The State of the Union and its many responses dominate the Sift this week, as they dominated the news. I find these speeches valuable even when I don’t take them at face value. They are the culmination of much polling and focus-group testing by politicians across the spectrum. So — independent of whether any of the proposals will ever become law — they tell us a lot about how the parties view the public, what part of the public they’re trying to appeal to, and what part of their own image worries them.
One nugget from the speeches taken as a whole: Everybody was talking about inequality as if it were a serious concern. That’s same-old same-old for liberals, but new for conservatives. Which means it’s showing up in their polling and focus groups, even the focus groups representing their targeted voters. Which means a chunk of the Occupy Wall Street message is becoming the new political common sense, in spite of the conventional view that OWS failed. I cover this in the first featured article, “Occupying the State of the Union”, which should be out sometime in the next hour.
There’s a lot more to observe in the SOTUs, and I’m still undecided whether I’ll break that off into a second SOTU article, or just let it dominate the weekly summary.
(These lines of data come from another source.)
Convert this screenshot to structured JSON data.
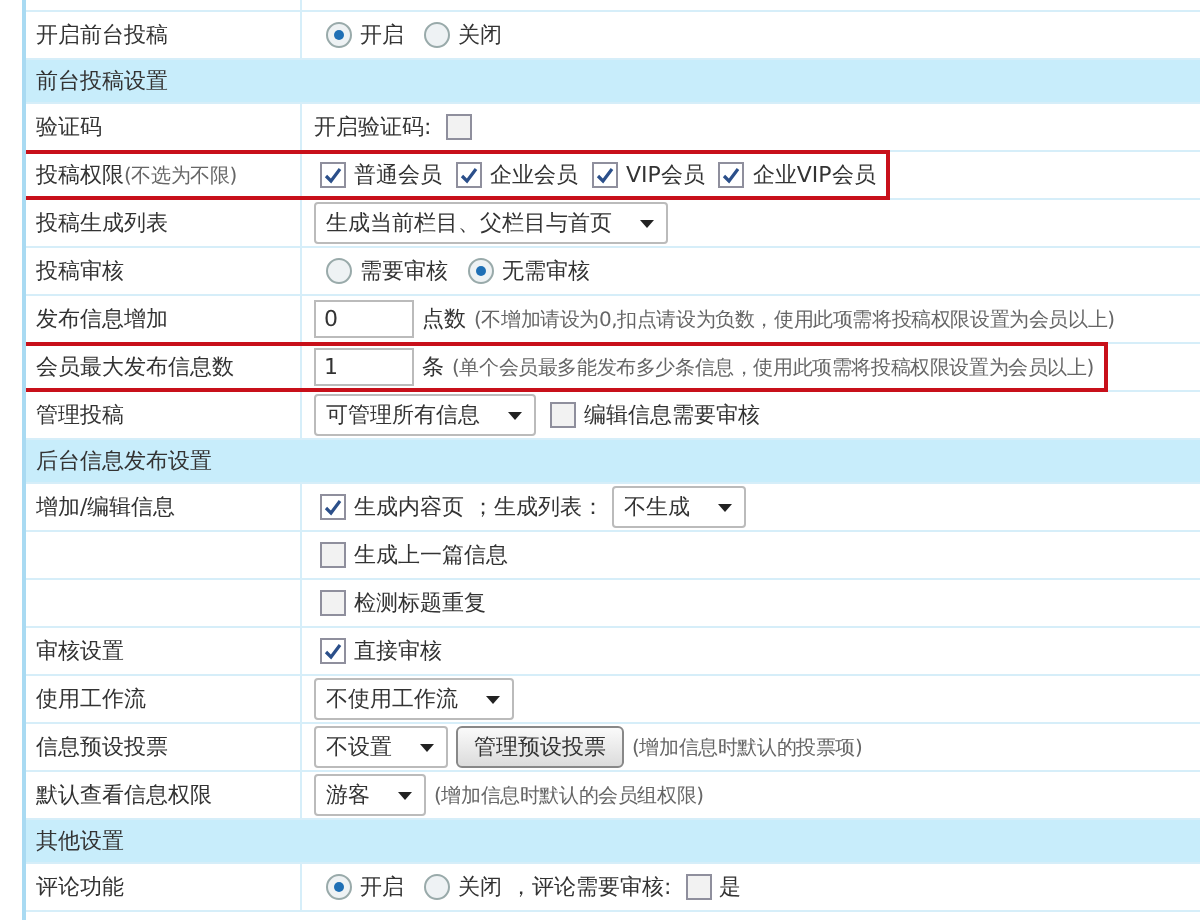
{
  "rows": [
    {
      "kind": "setting",
      "label": "开启前台投稿",
      "highlighted": false,
      "controls": [
        {
          "kind": "radio",
          "label": "开启",
          "selected": true
        },
        {
          "kind": "radio",
          "label": "关闭",
          "selected": false
        }
      ]
    },
    {
      "kind": "section",
      "label": "前台投稿设置"
    },
    {
      "kind": "setting",
      "label": "验证码",
      "highlighted": false,
      "controls": [
        {
          "kind": "text",
          "text": "开启验证码:"
        },
        {
          "kind": "checkbox",
          "checked": false
        }
      ]
    },
    {
      "kind": "setting",
      "label": "投稿权限",
      "note": "(不选为不限)",
      "highlighted": true,
      "controls": [
        {
          "kind": "checkbox",
          "label": "普通会员",
          "checked": true
        },
        {
          "kind": "checkbox",
          "label": "企业会员",
          "checked": true
        },
        {
          "kind": "checkbox",
          "label": "VIP会员",
          "checked": true
        },
        {
          "kind": "checkbox",
          "label": "企业VIP会员",
          "checked": true
        }
      ]
    },
    {
      "kind": "setting",
      "label": "投稿生成列表",
      "highlighted": false,
      "controls": [
        {
          "kind": "select",
          "value": "生成当前栏目、父栏目与首页"
        }
      ]
    },
    {
      "kind": "setting",
      "label": "投稿审核",
      "highlighted": false,
      "controls": [
        {
          "kind": "radio",
          "label": "需要审核",
          "selected": false
        },
        {
          "kind": "radio",
          "label": "无需审核",
          "selected": true
        }
      ]
    },
    {
      "kind": "setting",
      "label": "发布信息增加",
      "highlighted": false,
      "controls": [
        {
          "kind": "input",
          "value": "0"
        },
        {
          "kind": "text",
          "text": "点数"
        },
        {
          "kind": "note",
          "text": "(不增加请设为0,扣点请设为负数，使用此项需将投稿权限设置为会员以上)"
        }
      ]
    },
    {
      "kind": "setting",
      "label": "会员最大发布信息数",
      "highlighted": true,
      "controls": [
        {
          "kind": "input",
          "value": "1"
        },
        {
          "kind": "text",
          "text": "条"
        },
        {
          "kind": "note",
          "text": "(单个会员最多能发布多少条信息，使用此项需将投稿权限设置为会员以上)"
        }
      ]
    },
    {
      "kind": "setting",
      "label": "管理投稿",
      "highlighted": false,
      "controls": [
        {
          "kind": "select",
          "value": "可管理所有信息"
        },
        {
          "kind": "checkbox",
          "label": "编辑信息需要审核",
          "checked": false
        }
      ]
    },
    {
      "kind": "section",
      "label": "后台信息发布设置"
    },
    {
      "kind": "setting",
      "label": "增加/编辑信息",
      "highlighted": false,
      "controls": [
        {
          "kind": "checkbox",
          "label": "生成内容页",
          "checked": true
        },
        {
          "kind": "text",
          "text": "；生成列表："
        },
        {
          "kind": "select",
          "value": "不生成"
        }
      ]
    },
    {
      "kind": "setting",
      "highlighted": false,
      "controls": [
        {
          "kind": "checkbox",
          "label": "生成上一篇信息",
          "checked": false
        }
      ]
    },
    {
      "kind": "setting",
      "highlighted": false,
      "controls": [
        {
          "kind": "checkbox",
          "label": "检测标题重复",
          "checked": false
        }
      ]
    },
    {
      "kind": "setting",
      "label": "审核设置",
      "highlighted": false,
      "controls": [
        {
          "kind": "checkbox",
          "label": "直接审核",
          "checked": true
        }
      ]
    },
    {
      "kind": "setting",
      "label": "使用工作流",
      "highlighted": false,
      "controls": [
        {
          "kind": "select",
          "value": "不使用工作流"
        }
      ]
    },
    {
      "kind": "setting",
      "label": "信息预设投票",
      "highlighted": false,
      "controls": [
        {
          "kind": "select",
          "value": "不设置"
        },
        {
          "kind": "button",
          "label": "管理预设投票"
        },
        {
          "kind": "note",
          "text": "(增加信息时默认的投票项)"
        }
      ]
    },
    {
      "kind": "setting",
      "label": "默认查看信息权限",
      "highlighted": false,
      "controls": [
        {
          "kind": "select",
          "value": "游客"
        },
        {
          "kind": "note",
          "text": "(增加信息时默认的会员组权限)"
        }
      ]
    },
    {
      "kind": "section",
      "label": "其他设置"
    },
    {
      "kind": "setting",
      "label": "评论功能",
      "highlighted": false,
      "controls": [
        {
          "kind": "radio",
          "label": "开启",
          "selected": true
        },
        {
          "kind": "radio",
          "label": "关闭",
          "selected": false
        },
        {
          "kind": "text",
          "text": "，评论需要审核:"
        },
        {
          "kind": "checkbox",
          "label": "是",
          "checked": false
        }
      ]
    }
  ]
}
Other stuff that happened this week: The Bridgegate scandal keeps advancing. Right-wing media supported Tom Perkins in his claim that the rich are persecuted. The women-can’t-be-trusted dog whistle is being blown on Wendy Davis, just as it was blown on Elizabeth Warren in 2012. Woody Allen’s adopted daughter Dylan Farrow went public with child-molestation charges that blew up the Allen/Farrow marriage. And Pete Seeger’s death opened the floodgates on a stream of appreciation for his long and productive life. I plan to close the weekly summary with a YouTube of a Seeger song that seems like an appropriate good-bye.